En avril 1908, le philosophe pense à la douleur, aux Stoïciens, à l’imagination. Bouddha avait raison, la vie est souffrance et la réduire doit être le but premier de la sagesse. Commençons donc par ne pas l’amplifier, dit Alain. Par ne pas la multiplier par l’imagination, en songeant à ce qu’elle a été et à ce qu’elle sera. Seul le présent compte. La sagesse est de ne vivre qu’au présent.

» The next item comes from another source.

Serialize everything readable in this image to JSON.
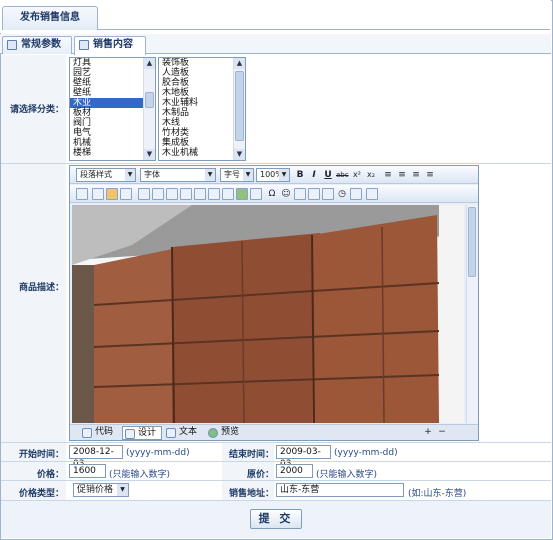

Les Stoïciens sont utiles, eux qui sont si proches du bouddhisme que l’on se demande si une certaine influence n’a pas eu lieu de l’un à l’autre. « Un de leur raisonnement qui m’a toujours plu et qui m’a été utile plus qu’une fois, est celui qu’ils font sur le passé et l’avenir. Nous n’avons, disent-ils, que le présent a supporter. Ni le passé, ni l’avenir ne peuvent nous accabler, puisque l’un n’existe plus et que l’autre n’existe pas encore. C‘est pourtant vrai. Le passé et l’avenir n’existent que lorsque nous y pensons ; ce sont des opinions, non des faits. » Les historiens savent la difficulté de découvrir « la vérité » historique – il ne reste que des témoignages, matériels ou écrits, mais partiels et partiaux ; même aujourd’hui, trois témoins d’un crime ne donneront pas la même version, mais seulement ce qu’il ont cru voir. Quant à la « vérité » future, les prévisionnistes et les « voyants » savent que c’est du vent ; même les économistes ou les météorologues, bardés de toutes leurs données et de tous leurs logiciels de probabilités, ne donneront pas la même version.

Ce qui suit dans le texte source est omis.